Estimating covariance functions of multivariate skew-Gaussian random fields on the sphere

TL;DR

This paper develops a composite likelihood method for estimating covariance functions of multivariate skew-Gaussian random fields on the sphere, enabling modeling of complex spatial data like global temperature extremes.

Contribution

It introduces a novel composite likelihood approach leveraging bivariate distributions for efficient inference in multivariate skew-Gaussian fields on the sphere.

Findings

Method performs well in simulations

Effective in analyzing temperature data

Provides explicit covariance expressions

Abstract

This paper considers a multivariate spatial random field, with each component having univariate marginal distributions of the skew-Gaussian type.
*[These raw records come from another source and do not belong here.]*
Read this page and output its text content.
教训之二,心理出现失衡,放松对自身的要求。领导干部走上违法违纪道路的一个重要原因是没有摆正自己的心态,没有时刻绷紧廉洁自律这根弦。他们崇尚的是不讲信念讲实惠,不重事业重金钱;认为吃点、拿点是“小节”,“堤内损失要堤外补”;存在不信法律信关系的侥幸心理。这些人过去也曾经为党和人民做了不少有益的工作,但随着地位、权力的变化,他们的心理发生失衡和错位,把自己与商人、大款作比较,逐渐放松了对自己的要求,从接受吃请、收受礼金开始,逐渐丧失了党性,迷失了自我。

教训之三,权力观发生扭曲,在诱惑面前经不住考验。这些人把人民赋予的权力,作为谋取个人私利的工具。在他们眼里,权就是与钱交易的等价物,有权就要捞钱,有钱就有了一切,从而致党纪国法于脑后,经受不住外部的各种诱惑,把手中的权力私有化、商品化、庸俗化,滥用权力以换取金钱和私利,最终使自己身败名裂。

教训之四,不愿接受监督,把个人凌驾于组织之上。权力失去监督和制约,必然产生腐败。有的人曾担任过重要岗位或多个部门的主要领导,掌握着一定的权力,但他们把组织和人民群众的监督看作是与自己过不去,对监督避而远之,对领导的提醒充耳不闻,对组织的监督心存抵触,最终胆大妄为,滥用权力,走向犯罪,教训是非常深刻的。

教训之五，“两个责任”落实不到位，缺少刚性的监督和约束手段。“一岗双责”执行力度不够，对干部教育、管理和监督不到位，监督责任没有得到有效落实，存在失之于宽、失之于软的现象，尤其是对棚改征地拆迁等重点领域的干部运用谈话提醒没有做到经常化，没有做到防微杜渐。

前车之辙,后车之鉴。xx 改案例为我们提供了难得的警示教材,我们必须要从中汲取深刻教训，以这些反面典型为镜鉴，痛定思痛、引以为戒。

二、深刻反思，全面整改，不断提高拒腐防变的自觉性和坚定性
We assume that the field is defined spatially on the unit sphere embedded in $\mathbb{R}^3$, allowing for modeling data available over large portions of planet Earth. This model admits explicit expressions for the marginal and cross covariances. However, the $n$-dimensional distributions of the field are difficult to evaluate, because it requires the sum of $2^n$ terms involving the cumulative and probability density functions of a $n$-dimensional Gaussian distribution. Since in this case inference based on the full likelihood is computationally unfeasible, we propose a composite likelihood approach based on pairs of spatial observations. This last being possible thanks to the fact that we have a closed form expression for the bivariate distribution. We illustrate the effectiveness of the method through simulation experiments and the analysis of a real data set of minimum and maximum temperatures.